Human beings have two basic motivations, to gain reward and to avoid loss. Everything we do fits into these categories. We choose to go out to eat to gain reward; we buy insurance solely to avoid loss. These two basic motivations are not mutually exclusive and so there are activities we undertake, where to a greater or lesser extent, both are at play.
 
It sounds negative to say, and therefore most people don’t like to be told, that the greater of the two motivations by a long way, is avoiding loss. For example, most people would say they go to work to gain benefit, their salary. However, if they won the National Lottery tomorrow they would give up work. This being the case the motivation for going to work cannot be to gain benefit.
 
For even with a million pounds in the bank the benefits of going to work would be the same. One would still receive the salary they got before. If you were to win the lottery and subsequently gave up work, then your motivation for going to work is to avoid loss. For without going to work and getting your salary you wouldn’t be able to pay the bills and would lose your house.
 
You wouldn’t be able to feed and clothe your children and live the lifestyle to which you are accustomed. Your motivation for going to work therefore is to avoid losing this lifestyle.
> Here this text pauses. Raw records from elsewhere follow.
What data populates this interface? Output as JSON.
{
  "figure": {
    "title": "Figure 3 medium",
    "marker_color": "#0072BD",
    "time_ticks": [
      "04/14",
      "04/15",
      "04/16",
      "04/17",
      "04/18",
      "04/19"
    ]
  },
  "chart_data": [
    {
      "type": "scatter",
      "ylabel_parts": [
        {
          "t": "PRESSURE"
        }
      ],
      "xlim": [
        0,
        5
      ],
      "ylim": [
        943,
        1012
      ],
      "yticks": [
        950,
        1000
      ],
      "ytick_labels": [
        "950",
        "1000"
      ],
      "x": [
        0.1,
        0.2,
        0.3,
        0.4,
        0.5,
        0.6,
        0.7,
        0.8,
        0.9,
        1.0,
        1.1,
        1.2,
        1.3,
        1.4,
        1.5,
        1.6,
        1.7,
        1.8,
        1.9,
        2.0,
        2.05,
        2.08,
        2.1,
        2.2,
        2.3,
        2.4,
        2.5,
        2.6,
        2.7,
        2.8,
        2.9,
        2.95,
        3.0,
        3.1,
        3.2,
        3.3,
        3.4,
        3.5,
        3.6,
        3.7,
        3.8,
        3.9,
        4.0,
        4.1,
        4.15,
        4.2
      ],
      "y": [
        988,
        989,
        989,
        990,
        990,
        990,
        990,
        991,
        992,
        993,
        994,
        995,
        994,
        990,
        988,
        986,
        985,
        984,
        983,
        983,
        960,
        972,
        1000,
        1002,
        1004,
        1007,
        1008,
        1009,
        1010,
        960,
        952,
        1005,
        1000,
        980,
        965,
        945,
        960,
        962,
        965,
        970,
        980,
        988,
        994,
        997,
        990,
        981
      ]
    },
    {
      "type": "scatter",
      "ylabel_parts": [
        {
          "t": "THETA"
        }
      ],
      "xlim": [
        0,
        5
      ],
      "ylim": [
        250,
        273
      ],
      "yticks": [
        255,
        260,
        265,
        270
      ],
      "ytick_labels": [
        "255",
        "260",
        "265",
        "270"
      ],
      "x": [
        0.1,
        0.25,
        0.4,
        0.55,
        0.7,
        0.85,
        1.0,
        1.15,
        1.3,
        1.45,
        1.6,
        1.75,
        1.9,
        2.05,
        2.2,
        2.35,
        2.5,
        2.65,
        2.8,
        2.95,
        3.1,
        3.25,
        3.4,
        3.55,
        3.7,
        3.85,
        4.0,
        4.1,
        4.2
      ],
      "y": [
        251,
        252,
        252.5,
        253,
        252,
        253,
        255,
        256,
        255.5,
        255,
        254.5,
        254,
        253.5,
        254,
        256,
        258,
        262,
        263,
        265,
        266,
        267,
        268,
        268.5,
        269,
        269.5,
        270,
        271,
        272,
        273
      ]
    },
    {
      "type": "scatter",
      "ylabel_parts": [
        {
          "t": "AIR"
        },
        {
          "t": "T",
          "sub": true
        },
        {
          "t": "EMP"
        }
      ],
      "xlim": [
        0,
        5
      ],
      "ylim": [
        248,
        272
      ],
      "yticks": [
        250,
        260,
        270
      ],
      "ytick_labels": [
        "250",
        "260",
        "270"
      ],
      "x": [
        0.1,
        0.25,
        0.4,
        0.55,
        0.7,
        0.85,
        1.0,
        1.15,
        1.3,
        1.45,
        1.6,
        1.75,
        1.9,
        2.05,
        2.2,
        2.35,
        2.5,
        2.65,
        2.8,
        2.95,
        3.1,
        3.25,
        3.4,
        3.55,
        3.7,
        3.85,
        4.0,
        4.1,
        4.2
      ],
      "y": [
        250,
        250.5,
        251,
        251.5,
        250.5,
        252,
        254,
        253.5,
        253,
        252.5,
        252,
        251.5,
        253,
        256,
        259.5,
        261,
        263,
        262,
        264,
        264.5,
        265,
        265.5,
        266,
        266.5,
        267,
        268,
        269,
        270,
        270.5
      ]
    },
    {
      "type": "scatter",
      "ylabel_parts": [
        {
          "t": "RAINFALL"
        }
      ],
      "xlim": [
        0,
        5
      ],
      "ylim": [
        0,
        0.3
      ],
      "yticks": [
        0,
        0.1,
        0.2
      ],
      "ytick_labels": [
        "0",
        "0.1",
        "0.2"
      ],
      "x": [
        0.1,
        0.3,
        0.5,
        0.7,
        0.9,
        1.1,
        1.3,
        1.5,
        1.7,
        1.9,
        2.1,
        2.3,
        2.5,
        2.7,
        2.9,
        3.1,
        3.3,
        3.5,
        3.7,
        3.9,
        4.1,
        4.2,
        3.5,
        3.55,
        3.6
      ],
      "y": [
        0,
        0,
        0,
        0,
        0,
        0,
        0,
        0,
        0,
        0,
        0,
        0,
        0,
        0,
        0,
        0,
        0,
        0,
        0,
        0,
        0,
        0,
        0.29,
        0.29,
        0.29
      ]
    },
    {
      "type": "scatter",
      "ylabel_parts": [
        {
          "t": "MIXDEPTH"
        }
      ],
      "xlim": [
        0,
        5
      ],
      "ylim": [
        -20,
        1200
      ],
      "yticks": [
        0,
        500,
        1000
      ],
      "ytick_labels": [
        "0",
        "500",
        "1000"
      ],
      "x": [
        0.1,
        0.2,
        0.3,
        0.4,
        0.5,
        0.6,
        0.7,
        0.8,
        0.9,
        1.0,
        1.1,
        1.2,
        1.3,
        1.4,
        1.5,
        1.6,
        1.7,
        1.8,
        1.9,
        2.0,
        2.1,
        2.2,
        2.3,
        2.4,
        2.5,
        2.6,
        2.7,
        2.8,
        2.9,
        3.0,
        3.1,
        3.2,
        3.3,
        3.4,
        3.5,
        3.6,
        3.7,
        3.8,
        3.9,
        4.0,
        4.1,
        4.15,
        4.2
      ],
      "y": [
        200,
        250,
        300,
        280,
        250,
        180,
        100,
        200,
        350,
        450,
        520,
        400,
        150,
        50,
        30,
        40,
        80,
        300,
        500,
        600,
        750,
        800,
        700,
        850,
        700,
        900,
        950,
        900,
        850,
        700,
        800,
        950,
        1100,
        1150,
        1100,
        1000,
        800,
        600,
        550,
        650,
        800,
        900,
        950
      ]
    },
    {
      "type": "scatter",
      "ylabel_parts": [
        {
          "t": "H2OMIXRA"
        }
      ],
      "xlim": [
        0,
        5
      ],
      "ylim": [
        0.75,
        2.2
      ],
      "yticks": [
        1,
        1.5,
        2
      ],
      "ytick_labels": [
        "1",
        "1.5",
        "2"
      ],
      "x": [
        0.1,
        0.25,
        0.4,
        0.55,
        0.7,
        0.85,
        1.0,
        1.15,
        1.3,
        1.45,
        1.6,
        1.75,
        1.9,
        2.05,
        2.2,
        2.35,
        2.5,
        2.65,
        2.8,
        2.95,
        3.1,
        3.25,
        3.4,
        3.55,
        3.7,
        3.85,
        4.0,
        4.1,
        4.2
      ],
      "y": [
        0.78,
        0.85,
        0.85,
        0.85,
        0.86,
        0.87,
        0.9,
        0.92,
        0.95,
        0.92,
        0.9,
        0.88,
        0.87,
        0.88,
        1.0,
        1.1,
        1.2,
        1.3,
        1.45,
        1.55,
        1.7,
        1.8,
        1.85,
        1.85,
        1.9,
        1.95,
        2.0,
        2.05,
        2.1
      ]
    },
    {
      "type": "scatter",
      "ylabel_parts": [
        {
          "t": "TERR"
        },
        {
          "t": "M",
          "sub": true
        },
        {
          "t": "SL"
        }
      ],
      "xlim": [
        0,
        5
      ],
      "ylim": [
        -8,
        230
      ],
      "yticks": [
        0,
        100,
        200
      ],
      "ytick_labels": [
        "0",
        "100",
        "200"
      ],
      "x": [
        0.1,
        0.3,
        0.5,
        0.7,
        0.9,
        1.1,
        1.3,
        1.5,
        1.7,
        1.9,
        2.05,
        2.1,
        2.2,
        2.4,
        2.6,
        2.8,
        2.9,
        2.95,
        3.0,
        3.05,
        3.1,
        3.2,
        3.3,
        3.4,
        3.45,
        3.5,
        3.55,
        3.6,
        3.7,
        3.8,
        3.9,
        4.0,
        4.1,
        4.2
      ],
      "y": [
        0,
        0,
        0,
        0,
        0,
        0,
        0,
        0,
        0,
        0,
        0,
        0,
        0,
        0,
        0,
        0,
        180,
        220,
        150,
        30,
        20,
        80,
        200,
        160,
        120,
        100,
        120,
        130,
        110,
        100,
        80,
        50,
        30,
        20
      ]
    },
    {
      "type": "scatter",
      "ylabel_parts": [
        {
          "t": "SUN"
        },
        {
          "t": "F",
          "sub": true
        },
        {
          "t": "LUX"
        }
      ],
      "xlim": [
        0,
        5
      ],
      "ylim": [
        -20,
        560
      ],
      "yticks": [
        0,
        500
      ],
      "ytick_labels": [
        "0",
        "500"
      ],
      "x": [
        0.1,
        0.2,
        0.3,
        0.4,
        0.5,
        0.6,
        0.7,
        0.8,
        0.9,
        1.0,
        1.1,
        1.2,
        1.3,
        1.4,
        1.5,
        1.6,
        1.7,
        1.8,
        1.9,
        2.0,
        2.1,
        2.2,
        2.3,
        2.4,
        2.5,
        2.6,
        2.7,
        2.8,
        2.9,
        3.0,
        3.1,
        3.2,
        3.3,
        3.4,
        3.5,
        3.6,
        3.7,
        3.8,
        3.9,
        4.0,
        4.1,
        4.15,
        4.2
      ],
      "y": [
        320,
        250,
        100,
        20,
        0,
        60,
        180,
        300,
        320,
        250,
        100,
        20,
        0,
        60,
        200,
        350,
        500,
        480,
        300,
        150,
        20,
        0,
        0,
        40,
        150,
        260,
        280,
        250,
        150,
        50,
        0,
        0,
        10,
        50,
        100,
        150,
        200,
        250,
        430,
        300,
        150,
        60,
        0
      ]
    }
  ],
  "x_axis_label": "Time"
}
If human beings were really always motivated by gaining reward then as soon as people were fed up with their job, where the live, their marriage or any circumstance they found themselves in they would do something to improve the situation.
 
Yet we all know the courage it takes to change any of these things. We all know people who are stuck in bad marriages and dead end jobs. People normally only act when they really can’t take the situation anymore and that can take months and often years to happen. In other words, the situation has to be so bad that it seems worse staying where they are than moving. They stand to lose more with the status quo than with the change.
 
The motivation for change is ironically still avoiding loss. This is because as human beings we are averse to risk. We are very conservative creatures and generally don’t like change. We, therefore, get into comfort zones and like to stay there. How many people reading this have their favourite seat in their living room? If a guest comes round and sits in your seat, you won’t ask them to move out of politeness, yet you don’t feel entirely comfortable sitting somewhere else in your own living room!
 
Knowing that human beings do most things to avoid loss, why is it that most sales messages are written to explain the benefits a customer will gain from a product or service? We know that most people don’t do things to gain benefit. Therefore most of these sales messages have no impact at all. This is because they don’t tap into our basic instinct.
 
Think of the difference between two headlines in an advert in a local paper. “Save Money Now” or “Are You Losing Money?” Which one has more impact? The second one is more likely to grab people’s attention because we are much more motivated to keep what we have, than to go out to get more. People do have to understand the benefits a product or service can bring. However, most people have been taught to sell the benefits of their product or service as the starting point of a sale, and quite frankly, this is wrong.
 
In order to have an effective sales message you have to start completely from the opposite end. Think about three problems your product or service can solve and write them down. Then think of all the problems that can result because of the initial three problems that you wrote down. What you have then is a chart of all the pain that you can prevent. It is this pain that will draw people in to buying your solution. In order to get clarity into your sales message you have to understand what problems you can solve and why you are uniquely capable of solving those problems.
 
If you can give someone confidence that you are in a good position to solve the problem and that the cost of solving the problem is less than the cost of not solving it, then you have a sale. Demonstrating that the pain is greater than the risk of fixing that pain is what we call value. The most effective salespeople are problem solvers.
 
Nearly every sale solves a problem. By talking about the pain rather than the solution you will find it much easier to draw your customers in and sell. This is because you are aligning your sales process much closer to how human beings buy. Most of the time they buy to avoid loss and avoid pain. If you want to sell more forget about the benefits and start talking about the problems.